0:26 - notice the clarity he gets in this bluesy run. Most players, even good ones, would slur this because it is a moderately quick run of notes, but Palladino gets every note in with a punch and lets it exist in its entirety before he moves to the next one.

0:33 - the first 'fill'. A 'fill' is a freestyling piece of improvisation that players insert within a predefined and written line, usually at the end of a section of a song. This is a fairly straightforward and typical example of a blues rock bass fill, but it is merely laying a good, sensible foundation for what is to come.

0:41 - now Palladino is firmly in 'the groove' and is beginning to push the boundaries of convention. There are very few players that would attempt this kind of phrase at this point in the music. It's a kind of Motown bluesy chromatic run from one chord to another that leads into a more avant guard fill back to the safe ground of the run that we've seen at 0:26.

0:55 - another sign of a highly individual approach to the instrument here as Palladino plays a nice, tight little fill and then hits two harmonic notes simultaneously. Harmonics are notes that are achieved when you play a string or strings and do not fret a note but merely hold your fretting hand on the string and release immediately after the string is struck. The physics of harmonics is quite interesting, if you like that kind of thing, and you can explore them here.

1:02 - another piece of left-field playing here. It's actually quite typical for Palladino to play this kind of higher register, melodic fill. But, trust me, you won't hear many other examples of it in popular music generally.

1:06 - this the one that makes me weak at the knees. It's a really simple phrase, but quite, quite brilliant. A bass player shouldn't really be doing anything here other than sticking to the bass line and holding things together, but Palladino slings in a nonchalant ad lib that is unexpected, melodic and devastatingly brief.

, ok. I'm starting to bore myself now and I'm sure you've got the point: Pino Palladino is a brilliant player. We've only got a minute into the track and I could yet probably write a PhD on his playing underneath the guitar solo that follows shortly after.
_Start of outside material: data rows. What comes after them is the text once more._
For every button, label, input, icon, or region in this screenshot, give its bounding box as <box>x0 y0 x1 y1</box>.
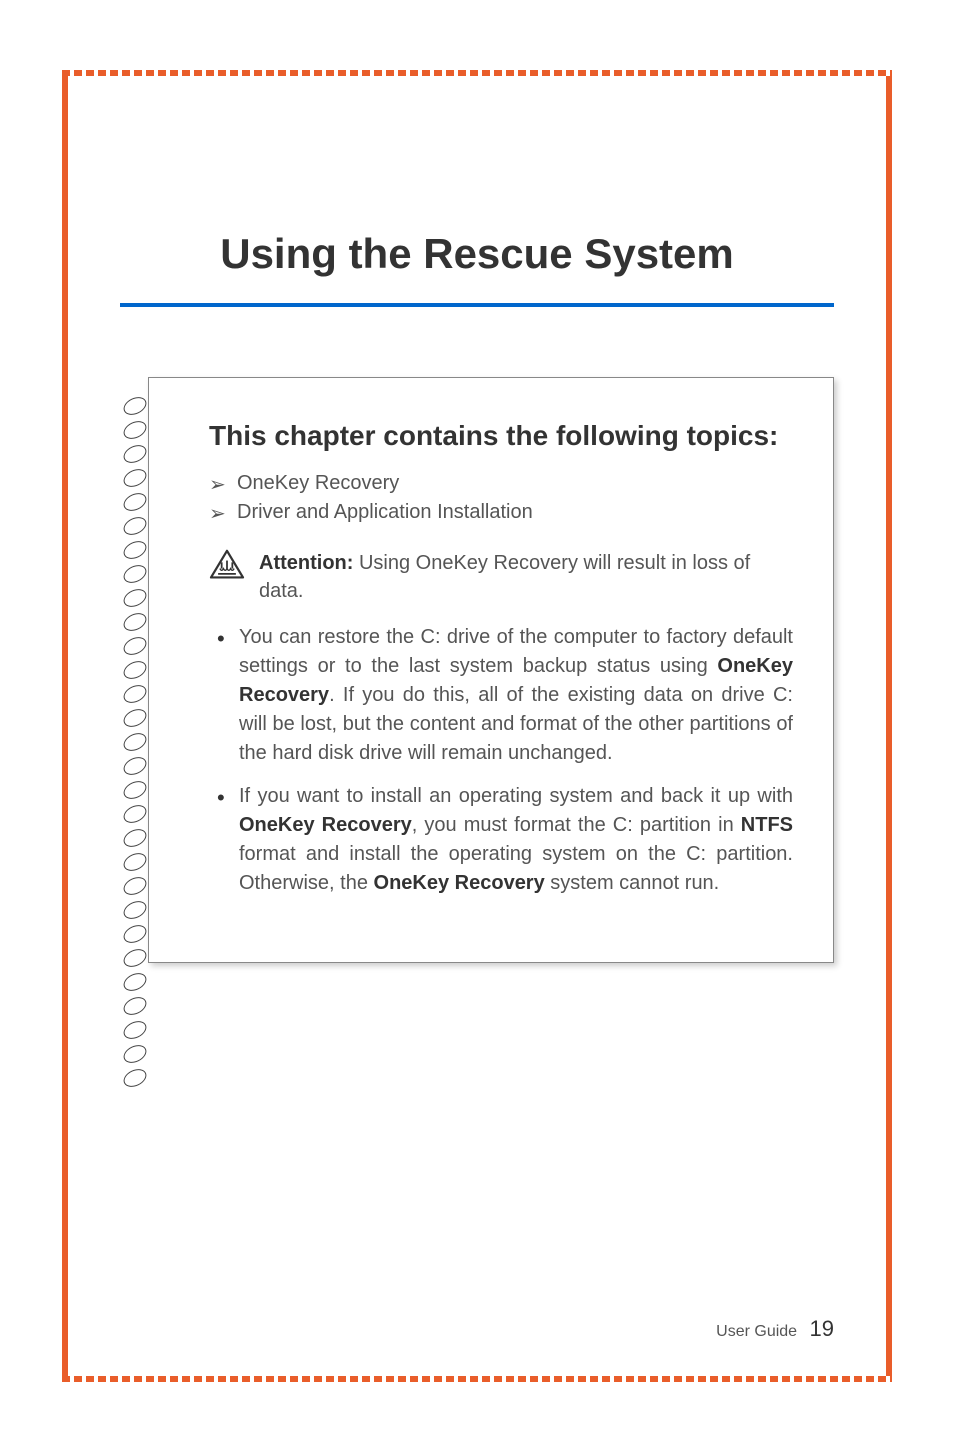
bullet-item: You can restore the C: drive of the comp… <box>209 623 793 768</box>
topic-item: OneKey Recovery <box>209 472 793 495</box>
topic-list: OneKey Recovery Driver and Application I… <box>209 472 793 524</box>
content-area: Using the Rescue System This chapter con… <box>120 130 834 1332</box>
topic-item: Driver and Application Installation <box>209 501 793 524</box>
footer-label: User Guide <box>716 1323 797 1340</box>
title-underline <box>120 303 834 307</box>
bullet-list: You can restore the C: drive of the comp… <box>209 623 793 898</box>
bullet-bold: OneKey Recovery <box>374 872 545 894</box>
chapter-title: Using the Rescue System <box>120 230 834 278</box>
bullet-bold: OneKey Recovery <box>239 814 412 836</box>
attention-icon <box>209 549 245 581</box>
info-box: This chapter contains the following topi… <box>148 377 834 963</box>
attention-block: Attention: Using OneKey Recovery will re… <box>209 549 793 605</box>
section-heading: This chapter contains the following topi… <box>209 418 793 454</box>
bottom-dashed-border <box>62 1376 892 1382</box>
top-dashed-border <box>62 70 892 76</box>
attention-text: Attention: Using OneKey Recovery will re… <box>259 549 793 605</box>
bullet-text: , you must format the C: partition in <box>412 814 741 836</box>
attention-label: Attention: <box>259 552 353 574</box>
page-footer: User Guide 19 <box>716 1316 834 1342</box>
spiral-binding <box>123 398 151 942</box>
bullet-text: If you want to install an operating syst… <box>239 785 793 807</box>
bullet-text: system cannot run. <box>545 872 720 894</box>
bullet-bold: NTFS <box>741 814 793 836</box>
bullet-item: If you want to install an operating syst… <box>209 782 793 898</box>
page-number: 19 <box>810 1316 834 1341</box>
bullet-text: You can restore the C: drive of the comp… <box>239 626 793 677</box>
What I'm really hoping, though, is that you might realise that - if the director hadn't decided to fix the bass player in our sights for a uniquely long section of the film and if I hadn't decided to point all of it out - you'd probably never have noticed any of this. It would have merely been a pleasant rumble behind the guitar and voice that fits in with the drums and makes you nod your head rhythmically without you really realising that you're doing it. A closer look, however, reveals a beautiful web of subtle detail and nuance that normally goes unnoticed.

So, try exploring the dark, subtle shades of the musical world that holds up what you normally listen to. If you understand what's going on down there, you'll understand more about music. If you understand more of music, you'll understand more of what makes life so worth living.